Явления, возвещавшие падение Кучумова царства.  – Кучум лишается зрения.  – Ужасная тюрьма.  – Казаки на Иртыше.  – Пышки.  – Твердость шамана.  – Абалак.  – Царица Сумбула.  – Велика освобождается из гарема Кучумова.

Страшно ревел Иртыш, ударяя седыми волнами своими, словно железным тараном, в неприступный утес Искера. Грохот и гром, раздававшиеся от сих ударов, умножились еще падением огромных глыб и каменьев, низвергавшихся с большой высоты в кипящие бездны бездонной реки[47], а брызги, от того происходившие, с визгом подымались к небесам, подобно неукротимым фонтанам. Но далеко они не досягали еще до вершины утеса, на коем мелькали две человеческие тени.

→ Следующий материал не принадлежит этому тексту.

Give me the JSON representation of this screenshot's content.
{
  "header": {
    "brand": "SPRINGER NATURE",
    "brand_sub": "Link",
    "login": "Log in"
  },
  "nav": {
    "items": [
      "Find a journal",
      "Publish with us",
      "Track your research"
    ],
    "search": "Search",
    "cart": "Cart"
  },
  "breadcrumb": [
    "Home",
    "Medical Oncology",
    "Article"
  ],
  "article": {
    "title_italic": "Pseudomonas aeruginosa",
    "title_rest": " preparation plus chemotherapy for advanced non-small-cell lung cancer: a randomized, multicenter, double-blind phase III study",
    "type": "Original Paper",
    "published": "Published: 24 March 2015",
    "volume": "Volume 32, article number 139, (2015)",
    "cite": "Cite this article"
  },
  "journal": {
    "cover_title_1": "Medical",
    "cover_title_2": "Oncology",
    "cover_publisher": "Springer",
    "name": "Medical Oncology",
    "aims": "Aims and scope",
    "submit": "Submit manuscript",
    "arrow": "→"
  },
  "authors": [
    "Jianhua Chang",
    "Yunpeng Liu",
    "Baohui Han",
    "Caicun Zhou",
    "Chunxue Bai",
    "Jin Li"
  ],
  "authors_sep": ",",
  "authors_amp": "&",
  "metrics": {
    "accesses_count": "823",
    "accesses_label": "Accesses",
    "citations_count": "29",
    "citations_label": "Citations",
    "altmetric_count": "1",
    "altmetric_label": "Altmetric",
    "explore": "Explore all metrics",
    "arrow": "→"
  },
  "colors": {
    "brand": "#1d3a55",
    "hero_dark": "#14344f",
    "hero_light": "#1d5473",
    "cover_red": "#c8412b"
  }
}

Бесстрашные, они спокойно приблизились к самой оконечности висящего над бездною гранита, как будто для того, чтобы любоваться яростью волн и свирепостью урагана, потрясавших основание, на котором они стояли.

По темноте ночи мудрено бы было угадать, кто эти блуждавшие привидения в ту ужасную минуту и на том ужасном месте, а того еще невозможнее было, от воя стихий, расслышать слов их, если б выкатившийся из-за Панина бугра[48] огненным шаром огромный месяц не осветил их кровавым заревом, а наставшая тишина, после промчавшегося вихрем урагана, не подала возможности понять их разговора.

– Видел ли, неверующий, знамения, которые предвещают падение твоего царства?  – говорил дикий голос, схожий с говором знакомого нам шамана Уркунду, седому старцу бодрой наружности.  – Видел ли, как вода в Иртыше кипела кровью, как Чувашский мыс бросал золотые и серебряные искры? Подождем до полуночи, и в твоих глазах русская собака загрызет белого волка[49].

– Да! Я видел достаточно, чтобы повесить тебя со всею братиею проклятых колдунов, пугающих робкий народ мой столь глупыми предвестиями,  – отвечал угрюмо старец.

– Нет! Кучум, не греши пред богом, вразумляющим тебя своими знамениями. Благодари его и пользуйся…

– Дерзкий кудесник,  – воскликнул Кучум,  – я пощажу тебя, чтоб первые лучи солнца осветили твое гнусное тело распяленным на том кресте, который шаманам твоим видится в небеси[50].

– Если бог не совсем на тебя прогневался, то не допустит тебя до сего безумия,  – отвечал смело Уркунду.

– Нет! Я дам тебе жизнь,  – сказал Кучум с злобным хохотом, как будто обрадуясь счастливой мысли,  – но вырву язык, выколю глаза и забью гвоздями уши, чтоб ты донес пославшему тебя гяуру обо всем, что здесь видел и слышал…

– И все это не спасет царства твоего от Божьего наказания, избравшего уже грозных мстителей за кровь братий моих, невинно пролитую в угодность твоего Магомета.

– Язычник, вещий коршун! – вскричал в ярости Кучум, и выдернул из-за пояса кинжал свой. Но сколь ни быстро было движение раздраженного хана, но еще скорее увернулся шаман от угрожавшего ему удара, острое оружие покатилось к ногам Кучума, и он, зашатавшись, упал на край пропасти, в которую, конечно б, низвергнулся, если б сильная рука не удержала его.

Между тем красный месяц подернулся черной тучей, как щитом закаленным, и опять завыл полуночный ветер. Уркунду (ибо читатели, без сомнения, отгадали, что не кто иной, как шаман наш, удержал хана от падения в пропасть, забыв свою собственную опасность) не мог постичь причины падения своего противника, а того более удивлен был его продолжительным молчанием, не имея возможности за темнотою прочесть причины оного на лице его.

Удивление его еще увеличилось, когда хан, крепко державший его за руку, спросил:

– Кто мой спаситель?

– Я исполнил закон бессмертного Нумы,  – отвечал Уркунду.

– Как? Это ты, проклятый кудесник, вырвавший невидимой силой кинжал из моей руки и накликавший эту несносную темноту, от которой я не вижу твоей рожи?

Но черная туча давно уже пронеслась, и тьма уступила место самому светлому мерцанию полной луны. Когда Уркунду взглянул на Кучума, то яркий луч ночного светила осеребрил его бледное лицо и впалые щеки. Он тотчас догадался, что хан лишился зрения.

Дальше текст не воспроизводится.